To understand this, indignation is not enough. We need a magnifying glass, memory, and patience. This essay offers such a lens. Its thesis rests on two words: the filter and the interrupter. Every regime, whatever its name, succeeds or perishes according to whether it can bring competent leaders to power - that is the filter - and remove bad ones without bloodshed - that is the interrupter.
Without a filter, democracy slides into mediocrity, then into mediocracy; without an interrupter, authority slides into tyranny. Democracy is never evil in itself. It comes undone when these two mechanisms seize up: when the choice of rulers rewards nothing but smooth talk, flattery, or anger, and when the citizen ceases to be enlightened.
To make this case, the book crosses twenty-five centuries. From Athens condemning Socrates to the Roman Republic and its reversible dictatorship; from the mandarins of China, who invented administrative merit, to Venice, which learned how to bind its princes; from Louis XIV to Napoleon, from Weimar legally committing suicide to today's prosperous autocracies, Singapore and China, examined without complacency and without contempt.
France serves here as the specimen under the microscope, not because it is the sickest democracy, but because it makes visible to the naked eye symptoms that other democracies carry under different names.

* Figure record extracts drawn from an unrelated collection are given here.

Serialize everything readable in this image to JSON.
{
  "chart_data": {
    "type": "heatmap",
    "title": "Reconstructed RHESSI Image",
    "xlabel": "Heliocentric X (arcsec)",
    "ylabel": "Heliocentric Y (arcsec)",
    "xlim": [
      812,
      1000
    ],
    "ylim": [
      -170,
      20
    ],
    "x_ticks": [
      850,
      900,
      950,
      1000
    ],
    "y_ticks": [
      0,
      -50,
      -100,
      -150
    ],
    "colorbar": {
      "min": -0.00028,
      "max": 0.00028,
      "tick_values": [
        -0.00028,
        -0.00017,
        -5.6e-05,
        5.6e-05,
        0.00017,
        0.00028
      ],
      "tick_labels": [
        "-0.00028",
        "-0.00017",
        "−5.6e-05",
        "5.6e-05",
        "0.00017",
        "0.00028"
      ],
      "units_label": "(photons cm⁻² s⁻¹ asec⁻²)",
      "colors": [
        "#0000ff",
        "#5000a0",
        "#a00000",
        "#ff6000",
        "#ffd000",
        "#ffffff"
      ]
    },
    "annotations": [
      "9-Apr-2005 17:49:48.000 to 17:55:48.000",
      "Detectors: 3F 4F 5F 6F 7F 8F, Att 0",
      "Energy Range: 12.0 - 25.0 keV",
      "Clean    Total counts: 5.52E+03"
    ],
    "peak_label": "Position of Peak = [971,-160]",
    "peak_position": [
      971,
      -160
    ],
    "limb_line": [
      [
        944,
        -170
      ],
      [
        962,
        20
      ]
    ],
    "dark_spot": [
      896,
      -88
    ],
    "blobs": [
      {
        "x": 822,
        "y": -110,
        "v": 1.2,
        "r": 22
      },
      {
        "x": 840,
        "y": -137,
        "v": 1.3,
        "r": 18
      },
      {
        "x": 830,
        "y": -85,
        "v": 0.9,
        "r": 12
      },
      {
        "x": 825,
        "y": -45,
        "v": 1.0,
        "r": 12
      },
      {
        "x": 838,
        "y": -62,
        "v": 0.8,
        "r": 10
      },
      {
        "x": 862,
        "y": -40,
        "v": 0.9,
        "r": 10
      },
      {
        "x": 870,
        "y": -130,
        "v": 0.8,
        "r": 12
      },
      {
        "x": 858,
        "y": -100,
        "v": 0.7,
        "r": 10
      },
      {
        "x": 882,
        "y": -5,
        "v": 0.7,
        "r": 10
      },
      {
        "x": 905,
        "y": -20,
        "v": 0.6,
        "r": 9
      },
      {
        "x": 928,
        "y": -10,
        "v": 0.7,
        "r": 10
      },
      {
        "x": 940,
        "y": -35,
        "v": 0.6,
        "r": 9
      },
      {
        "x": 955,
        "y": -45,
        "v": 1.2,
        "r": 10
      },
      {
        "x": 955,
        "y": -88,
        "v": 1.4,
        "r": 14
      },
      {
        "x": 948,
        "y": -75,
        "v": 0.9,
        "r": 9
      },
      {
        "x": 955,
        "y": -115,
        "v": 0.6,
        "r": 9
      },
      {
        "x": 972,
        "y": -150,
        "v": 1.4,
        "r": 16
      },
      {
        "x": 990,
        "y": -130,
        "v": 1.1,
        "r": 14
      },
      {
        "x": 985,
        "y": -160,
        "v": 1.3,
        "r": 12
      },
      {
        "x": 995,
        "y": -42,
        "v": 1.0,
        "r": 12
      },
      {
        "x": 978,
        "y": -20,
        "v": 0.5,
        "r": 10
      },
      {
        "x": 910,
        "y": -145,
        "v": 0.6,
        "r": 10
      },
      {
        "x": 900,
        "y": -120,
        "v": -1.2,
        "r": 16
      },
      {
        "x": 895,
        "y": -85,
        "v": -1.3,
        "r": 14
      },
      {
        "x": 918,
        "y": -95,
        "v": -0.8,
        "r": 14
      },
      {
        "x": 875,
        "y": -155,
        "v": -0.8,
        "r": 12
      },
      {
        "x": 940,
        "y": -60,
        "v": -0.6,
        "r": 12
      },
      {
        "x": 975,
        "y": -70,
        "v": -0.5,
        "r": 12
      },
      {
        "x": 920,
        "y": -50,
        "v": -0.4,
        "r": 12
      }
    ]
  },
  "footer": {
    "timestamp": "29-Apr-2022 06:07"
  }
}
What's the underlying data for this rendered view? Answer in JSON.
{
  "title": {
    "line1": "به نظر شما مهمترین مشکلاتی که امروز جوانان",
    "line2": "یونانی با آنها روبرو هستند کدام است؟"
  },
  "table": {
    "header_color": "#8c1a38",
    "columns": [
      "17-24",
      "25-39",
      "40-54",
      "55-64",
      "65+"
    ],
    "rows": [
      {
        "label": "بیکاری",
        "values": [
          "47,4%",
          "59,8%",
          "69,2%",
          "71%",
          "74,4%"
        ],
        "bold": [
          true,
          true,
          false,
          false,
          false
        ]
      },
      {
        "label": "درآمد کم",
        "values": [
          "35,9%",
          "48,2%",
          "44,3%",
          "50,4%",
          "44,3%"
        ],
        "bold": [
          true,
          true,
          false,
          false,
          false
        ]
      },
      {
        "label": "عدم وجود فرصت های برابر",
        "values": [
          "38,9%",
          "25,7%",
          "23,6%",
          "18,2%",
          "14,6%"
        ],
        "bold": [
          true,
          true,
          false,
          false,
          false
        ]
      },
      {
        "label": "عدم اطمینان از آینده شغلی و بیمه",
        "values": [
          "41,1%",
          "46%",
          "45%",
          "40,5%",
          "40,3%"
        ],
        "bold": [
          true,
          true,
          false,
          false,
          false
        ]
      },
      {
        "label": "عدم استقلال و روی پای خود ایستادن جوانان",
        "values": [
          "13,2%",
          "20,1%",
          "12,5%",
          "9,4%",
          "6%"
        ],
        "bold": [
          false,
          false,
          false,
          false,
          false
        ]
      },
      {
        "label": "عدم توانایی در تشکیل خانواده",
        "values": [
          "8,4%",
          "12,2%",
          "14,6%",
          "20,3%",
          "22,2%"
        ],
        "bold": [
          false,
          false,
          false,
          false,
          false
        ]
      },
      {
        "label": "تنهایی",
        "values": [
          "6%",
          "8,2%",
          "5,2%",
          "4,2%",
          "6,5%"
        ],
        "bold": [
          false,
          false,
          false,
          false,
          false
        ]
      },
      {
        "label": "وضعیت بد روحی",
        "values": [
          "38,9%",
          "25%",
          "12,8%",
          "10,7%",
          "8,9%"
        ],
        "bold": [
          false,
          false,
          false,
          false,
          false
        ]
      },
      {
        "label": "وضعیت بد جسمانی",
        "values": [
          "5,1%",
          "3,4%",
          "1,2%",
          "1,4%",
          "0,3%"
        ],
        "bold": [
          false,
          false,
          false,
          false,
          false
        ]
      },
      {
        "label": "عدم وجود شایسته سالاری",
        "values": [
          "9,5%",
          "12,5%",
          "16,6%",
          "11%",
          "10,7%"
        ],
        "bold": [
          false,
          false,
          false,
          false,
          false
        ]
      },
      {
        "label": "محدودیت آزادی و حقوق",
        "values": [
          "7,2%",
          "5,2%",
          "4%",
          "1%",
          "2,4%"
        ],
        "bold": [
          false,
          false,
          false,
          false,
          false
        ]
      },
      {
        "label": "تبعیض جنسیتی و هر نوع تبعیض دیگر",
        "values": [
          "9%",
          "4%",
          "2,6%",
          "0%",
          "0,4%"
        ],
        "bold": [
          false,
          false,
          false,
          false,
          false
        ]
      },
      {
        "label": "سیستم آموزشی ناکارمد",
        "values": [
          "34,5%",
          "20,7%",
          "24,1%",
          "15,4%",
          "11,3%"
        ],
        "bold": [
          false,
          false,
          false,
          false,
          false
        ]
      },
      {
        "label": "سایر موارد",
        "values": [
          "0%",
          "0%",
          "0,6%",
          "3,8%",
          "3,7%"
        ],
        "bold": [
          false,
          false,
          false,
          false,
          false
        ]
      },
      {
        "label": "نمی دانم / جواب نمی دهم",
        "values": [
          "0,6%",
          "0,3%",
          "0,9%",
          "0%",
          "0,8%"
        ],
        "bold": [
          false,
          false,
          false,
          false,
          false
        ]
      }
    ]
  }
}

And at every stage, the same microscope turns toward America.
From this journey emerges not a slogan, but a refoundation: selecting competence without ever touching the right to vote; educating citizens without humiliating them; restoring firmness to the state through the certainty of punishment rather than brutality; defending democracy against those who would abolish it, because a people may elect a strongman, but it can never legitimately vote for the end of voting.
A book that refuses the two lazy temptations of our time: the anger that dreams of a savior, and the despair that merely shrugs. For democracy is never lost so long as it retains the power to correct itself without blood and tears, and no one will restore that power for us in our place.